Step 6: Begin Forming the Rose Bud
I forgot to take a picture of the bud itself before i put the next set of petals on but this gives you a good idea of how things will work . Take your small 3 petal piece and tack the pencil rod right to the bottom of it. Then heat each petal until it is red hot and form them around each other. To heat the piece i used a oxy torch in a bench clamp. This worked but it ultimately took a lot of time. Since then i have built a foundry using this youtube tutorial by Grant Thompson .
It works a lot better because now i can just throw all my pieces in the foundry and keep them red hot rather than trying to heat each petal as i go. Since the rose is made out of steel, it will glow red hot but it should not melt as the foundry , when running off charcoal, shouldn't be capable of reaching temps hot enough to melt it.
you can also see in the photo how the petals will be attached to the rod (stem). with a hole in each piece, once the first 3 petal rose is welded onto the end, each piece afterwards will slide down the stem and be tacked on, increasing in size each step.
Step 7: Forming the Petals
WIth each set of petals, I used the oxy torch to get them red hot and then I used pliers and a hammer to form them around the previous set. When bending the petals into the piece, I tried to alternate petals in order for the rose to have a more even look. As the petals begin to build outwards, I started bending the tips of each petal out a little more each time in order to give it a more natural "blooming" look. This is probably the most fun part of the whole project because this is when you start to see the flower emerge from the metal. It takes some time and is slightly repetitive but it is interesting because no two flowers end up exactly the same.

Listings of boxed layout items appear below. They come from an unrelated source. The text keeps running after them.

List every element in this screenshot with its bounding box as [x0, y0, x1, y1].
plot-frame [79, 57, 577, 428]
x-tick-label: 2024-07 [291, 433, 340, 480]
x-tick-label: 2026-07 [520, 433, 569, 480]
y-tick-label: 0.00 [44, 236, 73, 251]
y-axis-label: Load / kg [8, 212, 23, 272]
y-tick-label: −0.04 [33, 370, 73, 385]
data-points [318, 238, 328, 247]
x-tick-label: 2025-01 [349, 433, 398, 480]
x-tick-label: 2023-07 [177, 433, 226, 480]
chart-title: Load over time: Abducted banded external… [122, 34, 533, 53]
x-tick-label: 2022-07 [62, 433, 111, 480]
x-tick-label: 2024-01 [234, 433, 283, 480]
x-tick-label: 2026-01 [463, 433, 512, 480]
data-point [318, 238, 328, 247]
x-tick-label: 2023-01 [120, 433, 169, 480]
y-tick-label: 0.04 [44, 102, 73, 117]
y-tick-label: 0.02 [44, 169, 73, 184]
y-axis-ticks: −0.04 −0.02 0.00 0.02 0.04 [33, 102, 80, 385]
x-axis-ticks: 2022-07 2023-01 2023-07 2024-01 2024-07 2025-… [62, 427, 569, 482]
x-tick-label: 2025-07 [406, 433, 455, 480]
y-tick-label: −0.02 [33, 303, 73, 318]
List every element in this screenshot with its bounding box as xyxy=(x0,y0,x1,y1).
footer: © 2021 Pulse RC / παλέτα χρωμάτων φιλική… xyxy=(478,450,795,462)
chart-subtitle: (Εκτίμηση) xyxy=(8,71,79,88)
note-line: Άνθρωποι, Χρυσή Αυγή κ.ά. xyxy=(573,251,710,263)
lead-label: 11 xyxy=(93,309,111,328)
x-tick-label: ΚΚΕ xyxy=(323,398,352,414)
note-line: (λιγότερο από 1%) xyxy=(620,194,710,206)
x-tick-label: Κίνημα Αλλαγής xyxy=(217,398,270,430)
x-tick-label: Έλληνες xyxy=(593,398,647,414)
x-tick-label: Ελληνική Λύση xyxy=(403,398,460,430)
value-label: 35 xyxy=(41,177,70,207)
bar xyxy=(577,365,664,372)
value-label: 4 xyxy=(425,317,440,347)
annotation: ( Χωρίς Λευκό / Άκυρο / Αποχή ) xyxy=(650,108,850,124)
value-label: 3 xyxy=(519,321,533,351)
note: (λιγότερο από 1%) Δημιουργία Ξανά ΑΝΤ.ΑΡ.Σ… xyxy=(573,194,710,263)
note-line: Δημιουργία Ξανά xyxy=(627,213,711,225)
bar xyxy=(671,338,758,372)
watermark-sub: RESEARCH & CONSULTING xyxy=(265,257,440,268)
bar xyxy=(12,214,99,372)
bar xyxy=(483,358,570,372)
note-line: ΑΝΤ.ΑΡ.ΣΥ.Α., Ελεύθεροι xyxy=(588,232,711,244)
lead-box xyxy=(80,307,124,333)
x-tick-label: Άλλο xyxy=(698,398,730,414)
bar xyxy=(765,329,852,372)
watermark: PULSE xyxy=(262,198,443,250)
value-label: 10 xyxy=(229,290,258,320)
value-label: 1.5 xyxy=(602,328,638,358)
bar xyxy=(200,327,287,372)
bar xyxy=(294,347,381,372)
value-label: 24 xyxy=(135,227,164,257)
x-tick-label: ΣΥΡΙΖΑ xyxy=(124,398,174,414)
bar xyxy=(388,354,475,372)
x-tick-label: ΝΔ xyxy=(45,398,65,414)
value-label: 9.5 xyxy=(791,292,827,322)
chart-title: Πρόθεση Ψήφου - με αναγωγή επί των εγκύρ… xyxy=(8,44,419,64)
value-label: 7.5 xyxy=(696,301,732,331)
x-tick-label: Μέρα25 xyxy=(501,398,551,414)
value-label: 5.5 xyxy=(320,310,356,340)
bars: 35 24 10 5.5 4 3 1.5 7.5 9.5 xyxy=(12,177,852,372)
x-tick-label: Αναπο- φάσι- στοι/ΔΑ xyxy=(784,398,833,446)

Step 8: Adding on Final Details
Once the petals are all done, I added on the leaf pieces i had made. the 5 leaf piece slides down the stem just like the rest of the petals. I put a nice big bead of weld along the stem once the leaves were on to give it a bit more of a natural transition from stem to rose. I then heated the leaves and put a bit of a curve to them and welded them onto the stem. And finally (and this is a top secret trick so don't tell anyone), in order to make the thorns along the stem i turned the gas off on my mig welder. without shielding gas, the metal will bubble out. I used this to my advantage and put quick small tacks all up the stem and they bubbled out to nice little thorns. It is also nice because the thorns are not sharp. Once i had all my details in place, i heated the stem and bent it in a couple places to make it look a little more natural than just a straight rod.
Step 9: Final Product
Well, there you have it. A pile of metal roses. It took me roughly 10 hours to do 9 roses, but with the new foundry i think i should be able to cut that time in half. I hope you enjoyed my tutorial and I hope i have inspired you to do some metal work of your own! Thanks for reading!